Squat smart and squat safe!

by | Aug 12, 2013 | Beginning Bodybuilding, Bodybuilding | 0 comments

When I lived in Asheville I was a member of Biltmore fitness – a very cool gym that was definitely a bit on the…rustic side.  It has a very ‘old school’ vibe which I found super appealing.  By and large, the people who worked there and trained there were pretty chill, cool people as well.  When I moved to Knoxville, the search began for a similar gym within a reasonable driving distance.  Unfortunately, none was to be found – so I signed up at the Rush, where my girlfriend was already a member.  For those outside the area, the Rush is a regional chain of large box gyms that are very well-equipped, appeal to a wide range of people, is incredibly noisy and ADD-inducing inside, and has the most obnoxious, god-awful color scheme (inside and out) that you could possible imagine.

And it also provides the guarantee that pretty much any time you step foot inside, you’re going to see something that could end up on the Awkward Gym Moments Facebook page.  While these events can happen anywhere in the gym, the squat rack is the prime location for bad form, bad decisions, and bad mojo.

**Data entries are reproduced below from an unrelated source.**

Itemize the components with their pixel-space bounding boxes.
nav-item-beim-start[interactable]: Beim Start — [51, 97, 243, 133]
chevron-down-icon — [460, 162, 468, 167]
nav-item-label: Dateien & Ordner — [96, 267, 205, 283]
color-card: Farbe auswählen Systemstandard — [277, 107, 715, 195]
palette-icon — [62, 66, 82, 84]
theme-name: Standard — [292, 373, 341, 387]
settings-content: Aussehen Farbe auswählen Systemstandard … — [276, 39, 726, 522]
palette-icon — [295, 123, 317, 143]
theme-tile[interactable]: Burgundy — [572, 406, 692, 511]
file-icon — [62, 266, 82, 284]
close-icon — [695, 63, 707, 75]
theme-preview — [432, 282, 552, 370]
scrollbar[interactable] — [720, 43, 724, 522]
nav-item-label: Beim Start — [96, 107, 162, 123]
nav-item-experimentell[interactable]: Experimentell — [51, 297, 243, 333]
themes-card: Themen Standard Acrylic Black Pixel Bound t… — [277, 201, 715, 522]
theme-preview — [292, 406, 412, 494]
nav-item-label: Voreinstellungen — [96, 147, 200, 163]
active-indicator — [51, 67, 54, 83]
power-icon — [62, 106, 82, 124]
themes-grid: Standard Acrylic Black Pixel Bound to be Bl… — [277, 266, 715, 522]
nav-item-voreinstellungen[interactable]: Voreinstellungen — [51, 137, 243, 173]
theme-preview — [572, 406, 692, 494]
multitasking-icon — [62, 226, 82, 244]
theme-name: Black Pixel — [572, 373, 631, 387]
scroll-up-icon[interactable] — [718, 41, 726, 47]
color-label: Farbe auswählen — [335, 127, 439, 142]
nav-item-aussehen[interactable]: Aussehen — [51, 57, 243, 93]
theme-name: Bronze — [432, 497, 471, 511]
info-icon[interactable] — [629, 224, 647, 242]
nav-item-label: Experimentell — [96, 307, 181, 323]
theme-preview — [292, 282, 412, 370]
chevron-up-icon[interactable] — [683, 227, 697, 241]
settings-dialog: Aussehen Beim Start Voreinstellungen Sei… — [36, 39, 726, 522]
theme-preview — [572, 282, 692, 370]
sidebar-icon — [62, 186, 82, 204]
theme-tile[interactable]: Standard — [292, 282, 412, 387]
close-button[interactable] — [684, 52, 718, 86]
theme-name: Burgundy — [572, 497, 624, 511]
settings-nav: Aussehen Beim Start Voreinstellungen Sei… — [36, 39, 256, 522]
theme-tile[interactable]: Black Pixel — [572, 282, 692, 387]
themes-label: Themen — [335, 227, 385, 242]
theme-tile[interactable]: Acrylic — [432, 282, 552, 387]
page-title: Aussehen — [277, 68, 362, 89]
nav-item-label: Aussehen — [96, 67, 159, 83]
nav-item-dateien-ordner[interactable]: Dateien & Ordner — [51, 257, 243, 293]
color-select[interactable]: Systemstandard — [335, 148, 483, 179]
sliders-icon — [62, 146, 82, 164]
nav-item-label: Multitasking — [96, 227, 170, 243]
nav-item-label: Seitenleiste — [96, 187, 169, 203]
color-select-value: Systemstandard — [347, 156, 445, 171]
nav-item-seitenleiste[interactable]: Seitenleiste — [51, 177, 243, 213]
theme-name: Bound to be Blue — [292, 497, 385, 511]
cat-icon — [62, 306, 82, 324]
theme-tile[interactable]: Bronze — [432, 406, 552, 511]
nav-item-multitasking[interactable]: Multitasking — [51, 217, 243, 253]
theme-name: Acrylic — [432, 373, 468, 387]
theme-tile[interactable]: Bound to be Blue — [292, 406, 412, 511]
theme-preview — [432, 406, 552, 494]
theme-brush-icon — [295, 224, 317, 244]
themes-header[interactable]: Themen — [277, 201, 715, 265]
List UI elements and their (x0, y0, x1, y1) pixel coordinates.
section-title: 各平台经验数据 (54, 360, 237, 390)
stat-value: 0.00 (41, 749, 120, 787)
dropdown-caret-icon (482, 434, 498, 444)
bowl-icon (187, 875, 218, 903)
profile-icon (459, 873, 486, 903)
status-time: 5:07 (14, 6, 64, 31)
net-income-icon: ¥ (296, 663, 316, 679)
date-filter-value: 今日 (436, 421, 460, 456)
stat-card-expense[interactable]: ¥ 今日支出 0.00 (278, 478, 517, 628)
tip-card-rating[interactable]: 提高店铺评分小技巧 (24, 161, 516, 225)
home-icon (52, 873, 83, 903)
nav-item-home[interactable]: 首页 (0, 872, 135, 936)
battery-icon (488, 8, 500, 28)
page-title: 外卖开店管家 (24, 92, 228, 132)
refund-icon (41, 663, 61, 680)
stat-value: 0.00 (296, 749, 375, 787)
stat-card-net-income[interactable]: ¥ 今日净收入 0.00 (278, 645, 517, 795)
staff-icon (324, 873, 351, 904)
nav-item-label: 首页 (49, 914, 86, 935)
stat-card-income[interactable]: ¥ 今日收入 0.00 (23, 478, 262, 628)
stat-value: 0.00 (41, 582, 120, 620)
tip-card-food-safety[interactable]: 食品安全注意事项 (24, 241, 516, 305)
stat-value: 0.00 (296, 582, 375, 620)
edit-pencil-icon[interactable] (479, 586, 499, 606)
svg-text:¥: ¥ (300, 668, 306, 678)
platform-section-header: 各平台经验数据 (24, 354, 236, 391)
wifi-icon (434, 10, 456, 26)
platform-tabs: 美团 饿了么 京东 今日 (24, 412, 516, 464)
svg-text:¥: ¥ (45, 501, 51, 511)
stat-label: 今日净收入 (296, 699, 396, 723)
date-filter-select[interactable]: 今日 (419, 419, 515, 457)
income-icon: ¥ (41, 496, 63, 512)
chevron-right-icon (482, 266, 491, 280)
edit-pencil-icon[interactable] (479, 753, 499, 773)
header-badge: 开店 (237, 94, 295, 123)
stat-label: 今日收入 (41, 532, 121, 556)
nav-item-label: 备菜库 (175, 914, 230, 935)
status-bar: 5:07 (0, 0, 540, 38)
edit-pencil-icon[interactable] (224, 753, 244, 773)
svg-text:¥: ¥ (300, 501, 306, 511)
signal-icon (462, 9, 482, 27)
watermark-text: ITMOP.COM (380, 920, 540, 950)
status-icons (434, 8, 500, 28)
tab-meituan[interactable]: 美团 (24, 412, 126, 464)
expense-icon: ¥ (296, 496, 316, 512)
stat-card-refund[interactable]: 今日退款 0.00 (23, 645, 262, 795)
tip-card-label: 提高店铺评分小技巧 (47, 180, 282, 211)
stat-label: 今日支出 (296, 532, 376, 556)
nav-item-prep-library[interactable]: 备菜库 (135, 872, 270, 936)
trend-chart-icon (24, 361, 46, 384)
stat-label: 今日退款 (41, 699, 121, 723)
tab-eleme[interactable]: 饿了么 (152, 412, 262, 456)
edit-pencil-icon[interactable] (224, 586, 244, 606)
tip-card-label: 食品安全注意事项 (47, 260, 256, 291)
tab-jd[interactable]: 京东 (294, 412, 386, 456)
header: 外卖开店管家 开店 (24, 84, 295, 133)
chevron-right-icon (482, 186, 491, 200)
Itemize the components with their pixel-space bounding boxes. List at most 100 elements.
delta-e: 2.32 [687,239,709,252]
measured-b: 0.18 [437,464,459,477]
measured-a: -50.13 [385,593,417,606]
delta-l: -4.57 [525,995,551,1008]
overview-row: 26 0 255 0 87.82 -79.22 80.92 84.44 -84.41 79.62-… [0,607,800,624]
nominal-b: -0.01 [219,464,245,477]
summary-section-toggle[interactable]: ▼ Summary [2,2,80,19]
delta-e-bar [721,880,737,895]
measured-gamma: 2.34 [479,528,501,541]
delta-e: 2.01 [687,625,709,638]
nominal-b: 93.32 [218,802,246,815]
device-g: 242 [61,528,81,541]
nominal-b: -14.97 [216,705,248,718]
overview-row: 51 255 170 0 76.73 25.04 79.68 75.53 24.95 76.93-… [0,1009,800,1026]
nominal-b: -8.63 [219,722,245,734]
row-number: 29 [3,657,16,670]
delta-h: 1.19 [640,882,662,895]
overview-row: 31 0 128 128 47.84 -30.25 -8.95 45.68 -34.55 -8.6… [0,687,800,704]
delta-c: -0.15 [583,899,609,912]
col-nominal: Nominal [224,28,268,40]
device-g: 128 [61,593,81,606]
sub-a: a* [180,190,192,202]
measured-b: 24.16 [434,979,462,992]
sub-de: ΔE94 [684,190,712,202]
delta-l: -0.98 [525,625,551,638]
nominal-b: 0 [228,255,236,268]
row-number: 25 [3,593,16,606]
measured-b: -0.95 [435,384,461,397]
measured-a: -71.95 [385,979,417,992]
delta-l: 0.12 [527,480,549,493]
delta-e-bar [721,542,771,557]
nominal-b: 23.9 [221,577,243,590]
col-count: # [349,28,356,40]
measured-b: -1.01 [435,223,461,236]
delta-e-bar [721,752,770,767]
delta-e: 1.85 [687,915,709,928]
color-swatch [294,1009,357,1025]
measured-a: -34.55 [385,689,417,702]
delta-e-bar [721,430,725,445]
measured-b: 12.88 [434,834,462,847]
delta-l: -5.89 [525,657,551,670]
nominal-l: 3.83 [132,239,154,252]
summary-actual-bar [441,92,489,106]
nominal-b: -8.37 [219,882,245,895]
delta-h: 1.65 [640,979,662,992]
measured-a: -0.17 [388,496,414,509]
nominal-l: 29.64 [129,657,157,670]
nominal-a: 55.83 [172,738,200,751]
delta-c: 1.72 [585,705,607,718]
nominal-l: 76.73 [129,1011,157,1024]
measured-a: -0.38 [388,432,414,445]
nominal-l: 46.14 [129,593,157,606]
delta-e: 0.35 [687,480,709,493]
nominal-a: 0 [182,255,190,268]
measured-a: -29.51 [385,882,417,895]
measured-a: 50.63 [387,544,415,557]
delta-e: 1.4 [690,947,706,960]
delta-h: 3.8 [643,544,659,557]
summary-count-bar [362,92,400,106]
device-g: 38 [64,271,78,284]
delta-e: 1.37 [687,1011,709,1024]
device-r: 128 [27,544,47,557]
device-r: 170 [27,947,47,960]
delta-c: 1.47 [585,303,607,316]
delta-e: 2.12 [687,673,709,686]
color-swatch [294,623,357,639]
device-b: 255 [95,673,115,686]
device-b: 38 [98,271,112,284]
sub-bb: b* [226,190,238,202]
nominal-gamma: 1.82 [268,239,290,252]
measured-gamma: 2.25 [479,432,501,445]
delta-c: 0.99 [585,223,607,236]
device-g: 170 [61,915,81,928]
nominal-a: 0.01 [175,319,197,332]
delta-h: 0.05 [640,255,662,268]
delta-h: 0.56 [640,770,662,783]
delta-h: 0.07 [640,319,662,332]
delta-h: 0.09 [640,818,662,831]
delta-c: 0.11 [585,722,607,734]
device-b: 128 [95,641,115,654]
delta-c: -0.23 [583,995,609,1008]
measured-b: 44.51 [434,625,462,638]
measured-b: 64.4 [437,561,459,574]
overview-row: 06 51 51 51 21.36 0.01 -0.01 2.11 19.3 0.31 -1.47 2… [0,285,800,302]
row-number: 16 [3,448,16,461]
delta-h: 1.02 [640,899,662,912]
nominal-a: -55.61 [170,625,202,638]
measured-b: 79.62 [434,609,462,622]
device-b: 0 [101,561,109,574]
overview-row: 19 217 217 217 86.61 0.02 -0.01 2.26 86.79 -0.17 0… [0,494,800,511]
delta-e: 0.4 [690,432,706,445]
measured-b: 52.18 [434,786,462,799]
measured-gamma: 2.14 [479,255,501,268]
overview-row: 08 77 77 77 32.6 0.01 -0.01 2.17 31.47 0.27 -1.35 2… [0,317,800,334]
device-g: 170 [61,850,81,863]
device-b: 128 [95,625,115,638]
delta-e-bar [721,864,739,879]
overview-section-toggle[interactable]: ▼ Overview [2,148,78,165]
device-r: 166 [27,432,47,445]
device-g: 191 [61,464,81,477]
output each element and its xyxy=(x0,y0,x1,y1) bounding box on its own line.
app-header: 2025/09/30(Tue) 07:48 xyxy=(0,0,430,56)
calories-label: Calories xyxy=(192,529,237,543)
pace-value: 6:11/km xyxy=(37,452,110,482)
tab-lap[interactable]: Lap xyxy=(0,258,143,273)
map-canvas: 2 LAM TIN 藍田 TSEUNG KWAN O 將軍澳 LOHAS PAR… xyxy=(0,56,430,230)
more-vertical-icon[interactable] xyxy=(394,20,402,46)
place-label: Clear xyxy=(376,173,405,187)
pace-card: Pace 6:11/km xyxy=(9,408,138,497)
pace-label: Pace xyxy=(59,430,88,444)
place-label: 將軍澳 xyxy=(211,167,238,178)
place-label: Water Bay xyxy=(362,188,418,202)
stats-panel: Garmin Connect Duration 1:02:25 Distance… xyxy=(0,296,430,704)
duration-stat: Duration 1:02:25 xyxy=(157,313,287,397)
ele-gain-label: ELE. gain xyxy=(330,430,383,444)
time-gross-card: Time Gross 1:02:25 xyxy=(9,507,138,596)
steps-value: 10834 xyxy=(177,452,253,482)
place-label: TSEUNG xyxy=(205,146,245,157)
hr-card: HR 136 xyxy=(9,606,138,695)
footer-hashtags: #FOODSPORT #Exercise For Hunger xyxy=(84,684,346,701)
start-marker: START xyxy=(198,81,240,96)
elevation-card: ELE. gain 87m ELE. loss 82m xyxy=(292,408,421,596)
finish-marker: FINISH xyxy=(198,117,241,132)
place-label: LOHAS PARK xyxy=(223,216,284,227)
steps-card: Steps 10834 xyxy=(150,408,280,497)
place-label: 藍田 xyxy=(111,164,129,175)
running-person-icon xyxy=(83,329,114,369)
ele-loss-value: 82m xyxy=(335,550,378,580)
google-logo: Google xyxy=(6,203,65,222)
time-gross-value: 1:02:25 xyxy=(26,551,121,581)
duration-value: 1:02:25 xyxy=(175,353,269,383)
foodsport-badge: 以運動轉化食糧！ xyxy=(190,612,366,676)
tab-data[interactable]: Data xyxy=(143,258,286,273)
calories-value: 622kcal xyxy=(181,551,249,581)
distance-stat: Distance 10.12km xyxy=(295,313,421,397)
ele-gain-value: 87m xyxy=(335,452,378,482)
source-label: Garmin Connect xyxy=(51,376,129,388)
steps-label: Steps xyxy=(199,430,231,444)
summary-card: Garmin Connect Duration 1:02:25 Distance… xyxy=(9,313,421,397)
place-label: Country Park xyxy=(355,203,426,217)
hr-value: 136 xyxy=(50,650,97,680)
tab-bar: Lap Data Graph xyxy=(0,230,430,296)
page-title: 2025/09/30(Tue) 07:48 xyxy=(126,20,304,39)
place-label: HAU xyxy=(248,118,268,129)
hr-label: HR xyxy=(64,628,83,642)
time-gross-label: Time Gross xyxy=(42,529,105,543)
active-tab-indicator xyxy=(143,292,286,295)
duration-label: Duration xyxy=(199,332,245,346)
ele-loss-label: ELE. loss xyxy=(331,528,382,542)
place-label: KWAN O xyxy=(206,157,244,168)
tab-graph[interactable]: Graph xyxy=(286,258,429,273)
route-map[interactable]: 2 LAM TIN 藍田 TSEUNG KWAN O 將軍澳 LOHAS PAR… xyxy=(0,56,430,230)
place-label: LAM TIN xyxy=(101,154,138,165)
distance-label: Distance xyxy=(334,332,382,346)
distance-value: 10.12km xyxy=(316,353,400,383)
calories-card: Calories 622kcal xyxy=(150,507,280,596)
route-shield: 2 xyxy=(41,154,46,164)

Case in point:  3 guys (averaging probably a buck seventy per) taking turns in the rack, “squatting” weights in the neighborhood of 285-355.  I use the quotes because I don’t think it counts if the bar only travels 6-8 inches vertically.  Knees would shake like a newborn deer on every rep, they would rack the weight, congratulate their bro on a good set, increase the weight and move on.  Eventually, one guy officially overdid it:  he went down the customary 6-8″, and just kept on going down.  Luckily, they did not have the spotting arms of the rack in place and his buddies weren’t paying attention….oh wait, that wasn’t lucky at all.  He went down in a hunkered mess to the floor, and I ran over to help while one of his buddies also became alarmed and tried to yank the bar off his back (bad idea dude – you can’t squat that weight, and you also can’t deadlift it or curl it off your buddy).  Ultimately we each grabbed a side of the bar and got it off the guy’s back.  He was lucky, and managed to walk away.  As did his two buddies – without re-racking their weights, of course.

So let’s please learn from these guys.  When you go to squat, make sure you know how to do it first.  Read a book, watch some YouTube videos, hire a smart and qualified trainer for a single session, whatever – just learn how to do the move correctly first.  You are placing a heavy compressive load near your cervical spine and then moving with that load in place.  It is very easy to injure yourself doing this if you go about it carelessly.  Whether you do a low bar squat (my preference) or a high bar squat, learn where to properly position the bar, how to hold it, how to manipulate your knees and hips in concert with one another through the movement, how to gauge your depth as being too deep, too shallow, or just right, and how to balance your weight distribution between the front and back of your foot.

Find an open rack and claim it.  Don’t be afraid to set up shop for a little while, but don’t sit around for 5 minutes between sets either.  Do your business and take the time you need to do so, then get out and let someone else use it.

Just the basics, thanks.

Just the basics, thanks.

Plan ahead.  Most racks have adjustable cradles (where the bar sits at rest).  Make sure these are at a height where you don’t have to get up on your tip-toes to get the bar positioned on your back.  Better to have them too low than too high.  Adjust the spotting arms to an appropriate height as well.  Warm up with some unweighted squats and look to the side when you’re at your bottom depth, and gauge where to place the arms.  Get them in position, do a few more unweighted reps, and adjust as needed.

Start with just the bar.  This will not only allow you to determine if you set the arms to the correct depth, but will also be your first reps of the day with weight (not a lot, but still).  If you’ve got any kind of minor tweak, irritation, or annoyance in your legs or back, this may be the first thing you do that makes you aware of it.  Adjust your plans for the workout accordingly if you feel anything like that.

When you’re ready to go, remember this:  the less unnecessary movement you make with the bar on your back, the better.  Get the bar on your back, take one small step backward with each foot, and begin.  That’s it.  Don’t take a ton of little steps back or shuffle your feet endlessly.  Know where your feet need to go (you’ll get more confident in this with time) and put them there.

And finally:  when in doubt, go light.  If you’re accustomed to having someone spot you and find yourself lifting alone one day, make the necessary adjustments in weight (your spotter isn’t there just to catch you but also should be telling you about details and deviations in your form – without those eyes present, back off the gas pedal just a tad).  Remember that first and foremost, your job each and every time you enter the gym is to walk out ready to come back the next time.  If you let your ego dictate your lifts and get hurt, the missed time in the gym will hurt even more.

Lift safe, and lift smart!

And re-rack your damn weights when you’re done, too.